[Banner image courtesy Netflix.com]
April 2017 brought proverbial showers – along with good news for fans of off-kilter psychological horror. Various showbiz news outlets, including Variety, reported that Netflix is bringing a “modern re-imaginging” of Shirley Jackson’s iconic 1959 novel The Haunting of Hill House to the small screen.
Mike Flanagan is slated to write, direct, AND Executive produce (with Trevor Macy) the 10 episode series. Genre fans who might not recognize Flanagan’s name – but they’ve probably seen a movie he edited (Oculus, 2013) or directed (Hush and Ouija: Origin of Evil, both released in 2016).

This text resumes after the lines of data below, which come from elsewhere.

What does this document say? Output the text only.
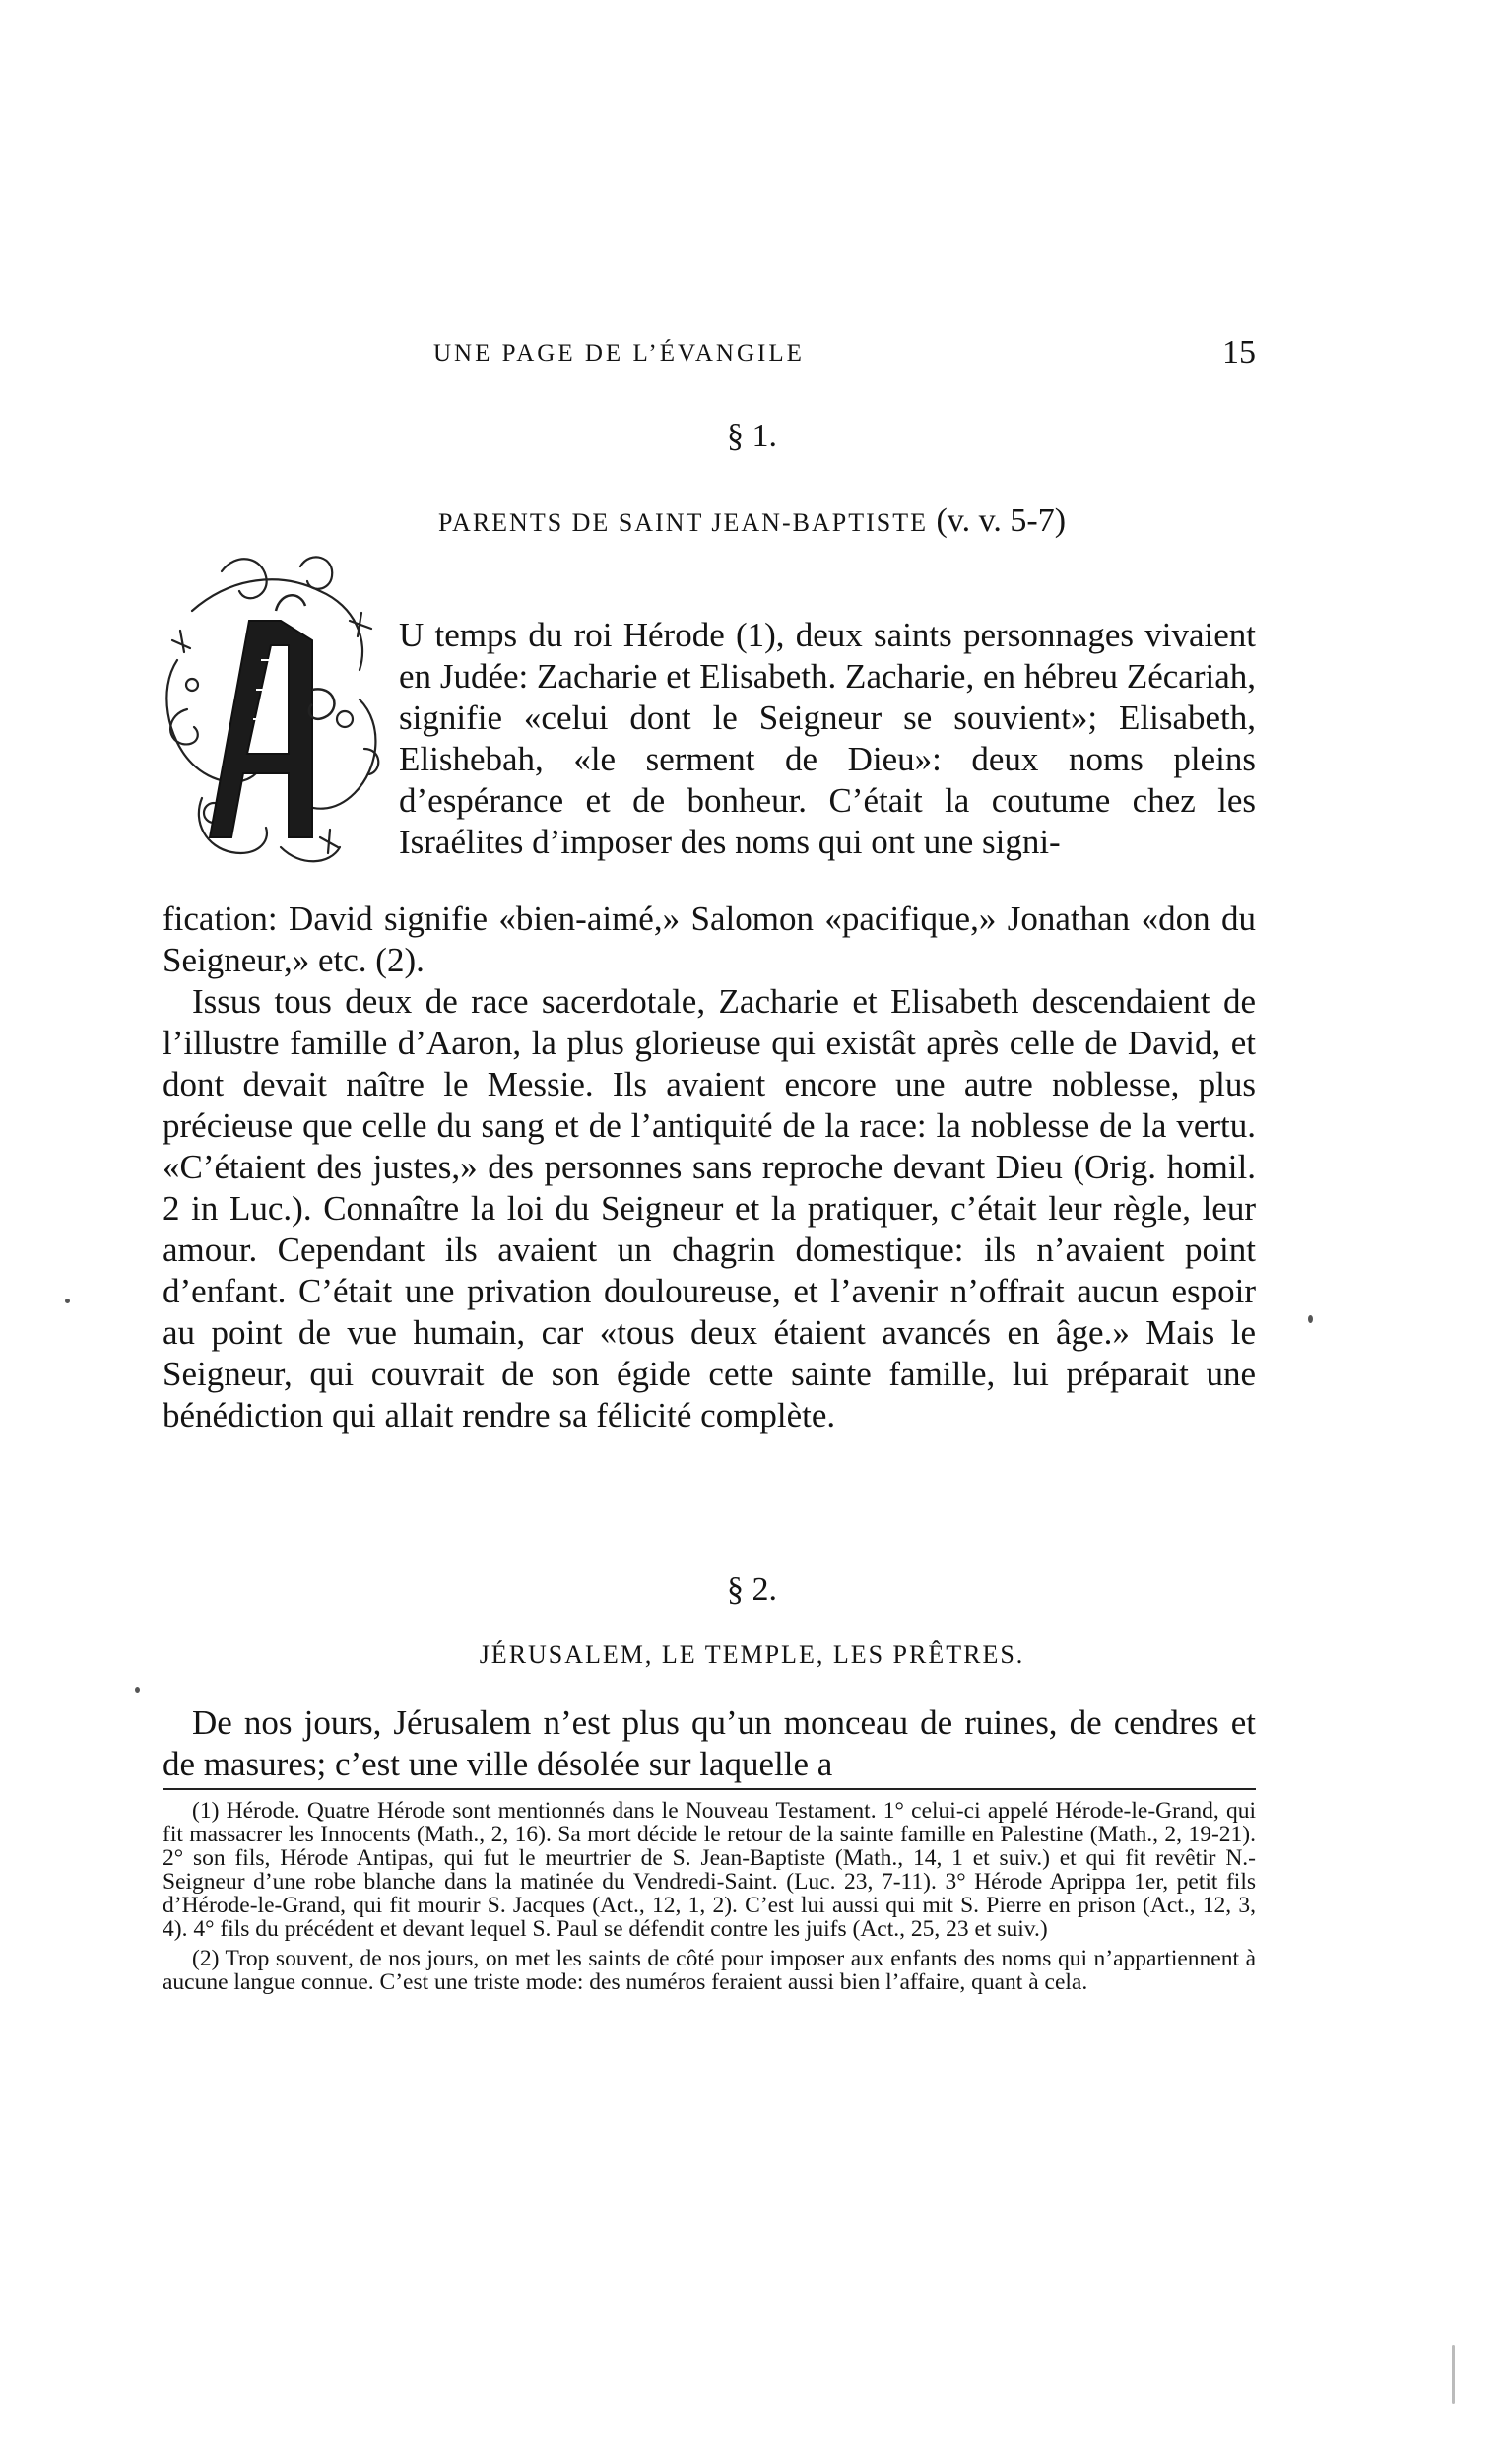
UNE PAGE DE L’ÉVANGILE	15
§ 1.
PARENTS DE SAINT JEAN-BAPTISTE (v. v. 5-7)
U temps du roi Hérode (1), deux saints personnages vivaient en Judée: Zacharie et Elisabeth. Zacharie, en hébreu Zécariah, signifie «celui dont le Seigneur se souvient»; Elisabeth, Elishebah, «le serment de Dieu»: deux noms pleins d’espérance et de bonheur. C’était la coutume chez les Israélites d’imposer des noms qui ont une signi-
fication: David signifie «bien-aimé,» Salomon «pacifique,» Jonathan «don du Seigneur,» etc. (2).
Issus tous deux de race sacerdotale, Zacharie et Elisabeth descendaient de l’illustre famille d’Aaron, la plus glorieuse qui existât après celle de David, et dont devait naître le Messie. Ils avaient encore une autre noblesse, plus précieuse que celle du sang et de l’antiquité de la race: la noblesse de la vertu. «C’étaient des justes,» des personnes sans reproche devant Dieu (Orig. homil. 2 in Luc.). Connaître la loi du Seigneur et la pratiquer, c’était leur règle, leur amour. Cependant ils avaient un chagrin domestique: ils n’avaient point d’enfant. C’était une privation douloureuse, et l’avenir n’offrait aucun espoir au point de vue humain, car «tous deux étaient avancés en âge.» Mais le Seigneur, qui couvrait de son égide cette sainte famille, lui préparait une bénédiction qui allait rendre sa félicité complète.
§ 2.
JÉRUSALEM, LE TEMPLE, LES PRÊTRES.
De nos jours, Jérusalem n’est plus qu’un monceau de ruines, de cendres et de masures; c’est une ville désolée sur laquelle a

(1) Hérode. Quatre Hérode sont mentionnés dans le Nouveau Testament. 1° celui-ci appelé Hérode-le-Grand, qui fit massacrer les Innocents (Math., 2, 16). Sa mort décide le retour de la sainte famille en Palestine (Math., 2, 19-21). 2° son fils, Hérode Antipas, qui fut le meurtrier de S. Jean-Baptiste (Math., 14, 1 et suiv.) et qui fit revêtir N.-Seigneur d’une robe blanche dans la matinée du Vendredi-Saint. (Luc. 23, 7-11). 3° Hérode Aprippa 1er, petit fils d’Hérode-le-Grand, qui fit mourir S. Jacques (Act., 12, 1, 2). C’est lui aussi qui mit S. Pierre en prison (Act., 12, 3, 4). 4° fils du précédent et devant lequel S. Paul se défendit contre les juifs (Act., 25, 23 et suiv.)

(2) Trop souvent, de nos jours, on met les saints de côté pour imposer aux enfants des noms qui n’appartiennent à aucune langue connue. C’est une triste mode: des numéros feraient aussi bien l’affaire, quant à cela.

In her SciFi4Me review, Teresa Wickersham noted that Hush was “quite the unexpected gem … a tight, well paced, suspenseful thriller.”

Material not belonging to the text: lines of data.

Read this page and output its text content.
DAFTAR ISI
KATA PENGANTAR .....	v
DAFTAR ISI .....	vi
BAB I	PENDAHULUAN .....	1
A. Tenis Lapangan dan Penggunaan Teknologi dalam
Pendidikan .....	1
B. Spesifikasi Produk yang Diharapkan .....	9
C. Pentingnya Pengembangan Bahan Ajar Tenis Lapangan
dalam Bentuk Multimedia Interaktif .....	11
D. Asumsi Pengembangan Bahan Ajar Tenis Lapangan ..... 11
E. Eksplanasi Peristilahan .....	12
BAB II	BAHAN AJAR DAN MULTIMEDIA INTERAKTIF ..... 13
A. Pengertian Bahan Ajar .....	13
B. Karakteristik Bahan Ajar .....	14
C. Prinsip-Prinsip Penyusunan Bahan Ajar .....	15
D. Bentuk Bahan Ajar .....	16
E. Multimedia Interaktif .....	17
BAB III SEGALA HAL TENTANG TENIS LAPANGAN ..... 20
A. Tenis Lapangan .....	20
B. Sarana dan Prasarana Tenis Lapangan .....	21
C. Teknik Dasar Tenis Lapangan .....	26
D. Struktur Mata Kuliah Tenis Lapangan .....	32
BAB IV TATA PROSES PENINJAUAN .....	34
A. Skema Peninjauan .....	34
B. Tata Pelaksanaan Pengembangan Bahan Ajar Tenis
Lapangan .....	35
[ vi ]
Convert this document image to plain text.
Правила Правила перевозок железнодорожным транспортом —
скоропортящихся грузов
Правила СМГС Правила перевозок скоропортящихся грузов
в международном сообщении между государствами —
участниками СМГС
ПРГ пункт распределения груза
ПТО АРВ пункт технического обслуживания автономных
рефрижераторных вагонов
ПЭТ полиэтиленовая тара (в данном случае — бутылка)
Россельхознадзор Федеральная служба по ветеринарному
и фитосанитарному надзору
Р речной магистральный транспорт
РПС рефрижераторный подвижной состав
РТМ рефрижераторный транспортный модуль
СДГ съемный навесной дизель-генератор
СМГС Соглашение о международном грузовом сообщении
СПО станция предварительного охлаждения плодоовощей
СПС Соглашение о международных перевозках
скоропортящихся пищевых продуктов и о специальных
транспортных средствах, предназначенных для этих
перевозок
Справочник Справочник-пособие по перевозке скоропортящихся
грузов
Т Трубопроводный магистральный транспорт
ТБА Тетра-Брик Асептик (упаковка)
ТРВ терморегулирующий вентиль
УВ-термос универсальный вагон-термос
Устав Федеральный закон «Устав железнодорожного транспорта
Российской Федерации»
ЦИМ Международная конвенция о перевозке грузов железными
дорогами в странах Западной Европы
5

The Haunting of Hill House, Jackson’s most famous novel, stands with her 1948 short story “The Lottery” as masterpieces of subtle, understated terror. Two major adaptations brought Hill House to the big screen; a 1963 feature directed by Robert Wise and a 1999 version directed by Jan De Bont.
Fans of Jackson’s work (and decent cinema in general) can only hope the new series honors the spirit of the former while disregarding the latter. Where Robert Wise kept the mood and approach of Jackson’s novel, De Bont’s attempt aimed for summer blockbuster territory and missed spectacularly on every level. It’s one of the few movies I regret spending my time and money on. Not that I’m in the minority on this – Hill House 1999 “earned” five Razzie Awards nominations and holds a 17% “rotten” rating at Rotten Tomatoes.

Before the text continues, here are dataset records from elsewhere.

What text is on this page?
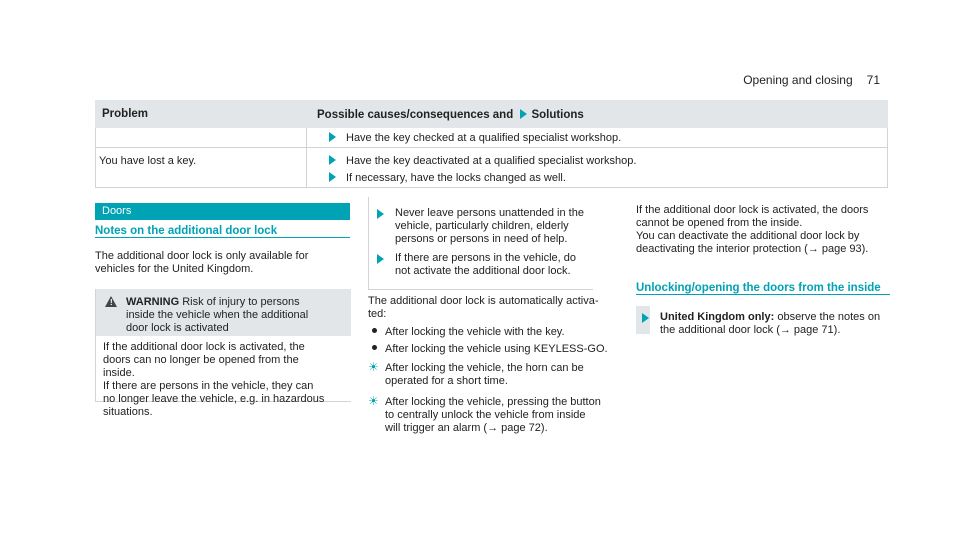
Opening and closing 71
Problem	Possible causes/consequences and Solutions
Have the key checked at a qualified specialist workshop.
You have lost a key.	Have the key deactivated at a qualified specialist workshop.
If necessary, have the locks changed as well.
Doors
Notes on the additional door lock
The additional door lock is only available for
vehicles for the United Kingdom.
! WARNING Risk of injury to persons
inside the vehicle when the additional
door lock is activated
If the additional door lock is activated, the
doors can no longer be opened from the
inside.
If there are persons in the vehicle, they can
no longer leave the vehicle, e.g. in hazardous
situations.
Never leave persons unattended in the
vehicle, particularly children, elderly
persons or persons in need of help.
If there are persons in the vehicle, do
not activate the additional door lock.
The additional door lock is automatically activa-
ted:
After locking the vehicle with the key.
After locking the vehicle using KEYLESS-GO.
☀ After locking the vehicle, the horn can be
operated for a short time.
☀ After locking the vehicle, pressing the button
to centrally unlock the vehicle from inside
will trigger an alarm (→ page 72).
If the additional door lock is activated, the doors
cannot be opened from the inside.
You can deactivate the additional door lock by
deactivating the interior protection (→ page 93).
Unlocking/opening the doors from the inside
United Kingdom only: observe the notes on
the additional door lock (→ page 71).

There are some interesting literary avenues worth exploring before Hill House debuts on Netflix. A recent biography by Ruth Franklin, Shirley Jackson: A Rather Haunted Life, won a 2017 Bram Stoker Award for Non-Fiction. For fiction in the Hill House vein, the Shirley Jackson Awards (first given out in 2007) recognize “outstanding achievement in the literature of psychological suspense, horror, and the dark fantastic.”